Теперь Николай Иванович должен был пробыть в городе уже подольше. С ним пошёл Коля Струтинский в форме гитлеровского солдата. Коля до войны служил шофёром в Ровно и хорошо знал город.
Вернувшись недели через две, Кузнецов наконец рассказал кое-что о своих первых впечатлениях.
Николай Иванович не был сентиментальным человеком и никогда не рассказывал о чувствах своих, а только о фактах.
Так же прост был и этот его рассказ.
Шли они через город, на квартиру к Ивану Приходько. Коля, как солдат, держался на полшага сзади. Вдруг вплотную к Коле подошёл немецкий майор и о чём-то спросил. Коля, конечно, ничего не понял. Ответить по-немецки он тоже не мог. Однако не растерялся, приложил руку к груди и, показав головой на Кузнецова, помычал: мол, я в присутствии старшего разговаривать не имею права. Тем временем Кузнецов поспешил на помощь и спровадил привязчивого майора.
— Это нам урок, — серьёзно, словно сам себе, сказал Кузнецов. — Коле лучше быть в штатском. Вообще, доктор, самое важное мне сейчас войти в атмосферу оккупированного города, изучить обстановку. В первые дни всё чужое, непонятное. Всё нервирует. Можно потерять самообладание, на мелочах выдать себя. Изучишь быт, будешь чувствовать себя спокойно. Вот, например, история нашего первого появления у Ивана Приходько.
Вошли мы в комнату, Иван был один. Прочёл письмо своего брата, обрадовался. Обещал помочь мне снять комнату и сейчас же пошёл выполнять обещанное. Нам велел дожидаться в комнате, никуда не выходить. Обстановку мы ещё не знали, могли попасть в какую-нибудь непредвиденную переделку. Итак, значит, ушёл наш хозяин. Сидим, ждём. Вдруг стук в дверь. Кричу: «Херайн!» Входит ксёндз — католический священник в чёрной сутане. «По какому делу?» — спрашивает Коля. Ксёндз только укоризненно посмотрел на нас. Потом поискал глазами по комнате, а в ней ничего религиозного не было. Но тут ксёндз не растерялся, нашёл на стенке фотографию какой-то киноактрисы, помахал на неё распятием и кружку нам протянул: мол, оплатите затраченный труд.

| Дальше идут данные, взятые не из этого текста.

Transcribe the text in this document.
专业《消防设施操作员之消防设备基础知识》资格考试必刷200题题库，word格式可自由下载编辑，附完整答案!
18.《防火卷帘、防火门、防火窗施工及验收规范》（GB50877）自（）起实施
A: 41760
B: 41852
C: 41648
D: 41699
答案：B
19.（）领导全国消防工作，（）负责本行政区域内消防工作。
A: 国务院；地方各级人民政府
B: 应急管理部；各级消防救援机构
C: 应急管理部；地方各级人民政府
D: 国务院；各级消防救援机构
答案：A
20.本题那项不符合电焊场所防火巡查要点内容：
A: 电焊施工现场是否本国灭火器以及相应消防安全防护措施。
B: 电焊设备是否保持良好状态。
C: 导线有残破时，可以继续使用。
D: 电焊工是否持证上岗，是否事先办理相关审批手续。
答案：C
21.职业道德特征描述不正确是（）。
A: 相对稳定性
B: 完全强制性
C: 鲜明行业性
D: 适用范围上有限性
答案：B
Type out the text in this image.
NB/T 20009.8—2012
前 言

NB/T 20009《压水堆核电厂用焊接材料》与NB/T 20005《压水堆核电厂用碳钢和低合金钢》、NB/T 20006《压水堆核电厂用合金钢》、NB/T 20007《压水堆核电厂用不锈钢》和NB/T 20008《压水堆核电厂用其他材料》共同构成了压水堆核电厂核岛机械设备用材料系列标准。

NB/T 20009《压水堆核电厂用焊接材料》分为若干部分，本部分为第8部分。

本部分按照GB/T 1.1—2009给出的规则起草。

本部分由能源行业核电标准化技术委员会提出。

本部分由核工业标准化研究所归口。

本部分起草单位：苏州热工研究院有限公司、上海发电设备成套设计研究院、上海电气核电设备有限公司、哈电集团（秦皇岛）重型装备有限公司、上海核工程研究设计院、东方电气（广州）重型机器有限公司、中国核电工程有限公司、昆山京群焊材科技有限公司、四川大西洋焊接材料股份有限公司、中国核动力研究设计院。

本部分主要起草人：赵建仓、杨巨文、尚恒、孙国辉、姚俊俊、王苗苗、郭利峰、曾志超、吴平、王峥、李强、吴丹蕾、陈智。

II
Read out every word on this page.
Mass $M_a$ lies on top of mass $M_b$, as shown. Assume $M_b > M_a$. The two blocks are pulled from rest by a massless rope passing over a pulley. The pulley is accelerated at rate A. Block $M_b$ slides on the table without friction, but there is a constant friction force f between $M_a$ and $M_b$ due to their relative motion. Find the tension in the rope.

И вот тут-то и задача! Сколько должен дать ему немецкий офицер? Мелочи у меня не было. Сунул руку в карман, вытащил какую-то бумажку, бросил в кружку и только в последнюю секунду заметил, что то было пятьсот марок! Мне бы вытащить из кружки, дать поменьше — растерялся. Ну, а ксёндз, знаете, сдачи не дал, быстренько этак вышел, и только я хотел рассмеяться, как под окном поднялась пистолетная стрельба. «Ксёндза, выходит, на разведку пустили! Сейчас драка пойдёт!» — шепнул мне Коля. Повалили мы платяной шкаф, придвинули к двери стол. Коля встал у окна, гранату приготовил. Я залёг за шкафом перед дверью. Приготовились к бою — драться, так до последнего. Стрельба под окном стихла. А мы все наготове. Скоро пришёл и хозяин квартиры. Как увидел, что творится, побледнел, тоже за пистолет схватился. Тут мы ему всё рассказали. Если б вы только видели, как он хохотал! Оказалось, всё просто: был какой-то католический праздник, и католические священники в эти дни всегда ходили по домам. Что же касается стрельбы, то в соседнем домике жил некий гестаповский офицер, который ежедневно, пообедав и нализавшись водки, выходил в сад и полчаса тренировался, стреляя в забор из пистолета. Вот, доктор, сколько мы страху натерпелись из-за ерунды. И выдать себя могли. Да, мелочи знать очень важно!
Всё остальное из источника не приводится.